The body pose of a person wearing a camera is of great interest for applications in augmented reality, healthcare, and robotics, yet much of the person's body is out of view for a typical wearable camera. We propose a learning-based approach to estimate the camera wearer's 3D body pose from egocentric video sequences. Our key insight is to leverage interactions with another person---whose body pose we can directly observe---as a signal inherently linked to the body pose of the first-person subject. We show that since interactions between individuals often induce a well-ordered series of back-and-forth responses, it is possible to learn a temporal model of the interlinked poses even though one party is largely out of view. We demonstrate our idea on a variety of domains with dyadic interaction and show the substantial impact on egocentric body pose estimation, which improves the state of the art.
Egocentric pose prediction poses as a unique challenge since the subject, the camera wearer, is largely out of the camera's field of view. Our idea is to facilitate the recovery of 3D body pose for the camera wearer by paying attention to the interactions between the first and second person as observed in a first-person video stream. To that end, we introduce "You2Me": an approach to ego-pose estimation that explicitly captures the interplay between the first and second person body poses during dyadic interactions.
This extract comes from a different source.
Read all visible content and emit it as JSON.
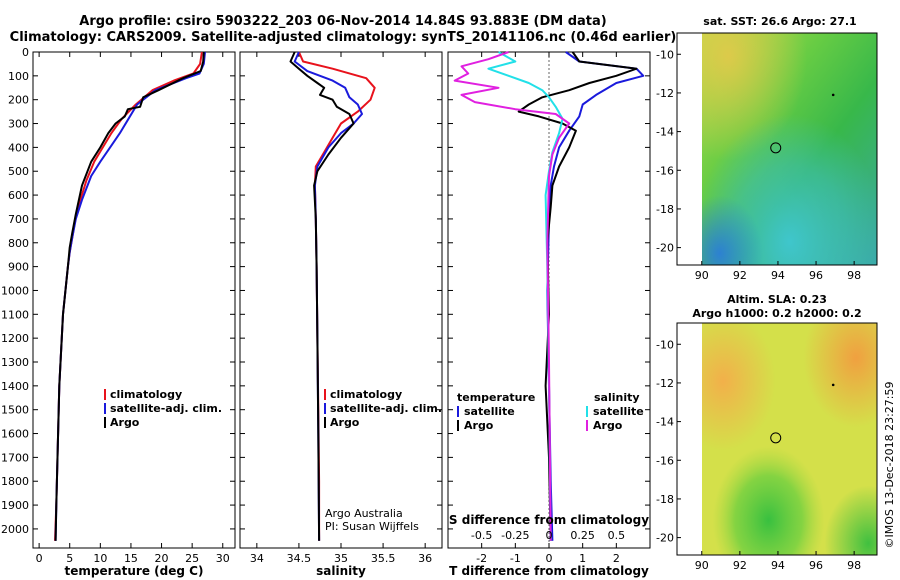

We present a recurrent neural network model that utilizes first- and second-person features---both extracted from monocular egocentric video---to predict the 3D joints of the camera wearer. More specifically, we extract three main features from each ego-view frame: dynamic first-person global motion features, static first-person scene features, and second-person body pose interaction features. See below for an overview of our network:
We show examples of success cases across the four different action domains: conversation, sports, hand games, and ball tossing. In both the Kinect and Panoptic Studio captures, our method is able to perform well. Most notably, our approach is able to determine when the camera wearer is going to squat or sit, when they are raising their hand to receive or catch an item, and when they are gesturing as part of a conversation.
For the failure cases, we demonstrate that our approach can fail when the view of the second person is obscured for a long duration. This is especially true for the sports category. We also show an instance towards the very beginning of a test sequence when the LSTM does not have any priors, to demonstrate that the beginning of test sequences is generally more error-prone.